政治控的孤独是悲哀的,因为在这个操蛋的世界里作为对现有体制表示不满的“一小撮”会被现实功利的主流社会视作愤青和另类,逐渐被异化成一个孤立无援的群体,在喃喃自语中一个个经受不住孤独而被迫向现实妥协,或是在桃花源中生活许久后走出来发现已经无法适应社会。这种令人窒息的凶手并不是这个政权,至少不是直接凶手,而是普通冷漠、无辜却又时刻担惊受怕的大众。政治的孤独是精神的、甚至是空想的,也是不被大众所理解的。“我为什么要关心政治?”“政治与我何关?”“我做好自己不就行了,还管别人干啥?”终有一天当他们考上公务员、成为公司老总、或是遇到强拆,他们才明白在中国政治好比空气和水,生活在这个环境中,风和波浪发生的可能性无处不在而又无处寻觅,然后才意识到当风波无法预知防备,必须从根本上改变环境才可能杜绝。他们还在考试、还在打拼、还在维持生计,为何要理解我们?为何能理解我们?
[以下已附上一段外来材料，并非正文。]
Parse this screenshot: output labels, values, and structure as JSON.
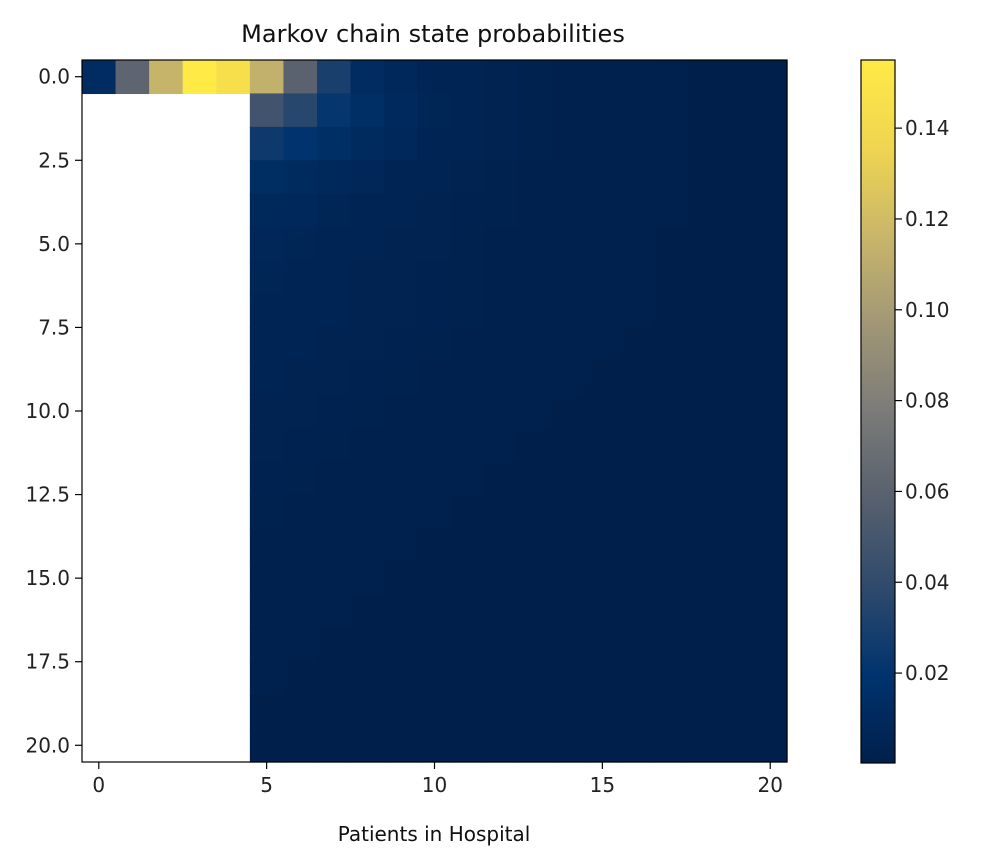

然而若是将责任推给大众,虽是一个令人自我感觉良好的解释,却无益于对现实的理解与理想的实现。实际上,很多时候正是我们自己将自己孤立起来,或者是在言行不一中失去他人的信任。我看到一些人在激愤中忘记了自己言论的尺度,我也看到一些人到处自称精英、拼命与普通人割席划界,我还看到一些人无视社会最迫切的需要而去设计空中楼阁的图纸。如果我们的言辞让人厌恶,他们凭什么要对我们尊重?如果我们极力坚持自我的优越,他们凭什么心甘情愿地低人一等?如果我们忽视人们的现实需求,他们凭什么为我们承担风险付出牺牲?如果我们所做的一切都仅仅是空谈,他们凭什么相信我们能建立起一个更好的中国?很多人崇尚民主,那就从生活中做起,摒弃自己身上的独断专权之风;另一些人崇尚威权,那就从工作中做起,发挥自己的先进性做好榜样。可惜,意识到这些的人已经属于凤毛麟角,以此践行的人就更稀少,值得与之同行?

无论是什么原因,作为一个政治控,我感到孤独。

孤独的政治控则愈加悲哀,因为虽然没有社会的指手画脚却保持孤身一人。缺乏心灵上的支持而去为一个几近遥不可及又模糊不清的信仰奋斗。无论目标是独善其身还是兼济天下,无论梦中的理想国是怎样的形状,无论通向彼岸的方法具体如何,这条道路必然是充满牺牲和痛苦的。理想越是伟大,现实就越发显得惨不忍睹。如同许多传媒界、法律界的先辈所选择的一般,如此的生活就近乎于一生的苦行,选择了这条路便可能选择了一生的艰辛和奋斗。在这个人人为己的年代,知道其他的道路通往的可能是财富、权力与享受,究竟会有谁愿意这样度过自己的余生?这样的人们注定了是极少数,同伴难觅,一生的知己更屈指可数。在这条道路上,我们注定孤独前行。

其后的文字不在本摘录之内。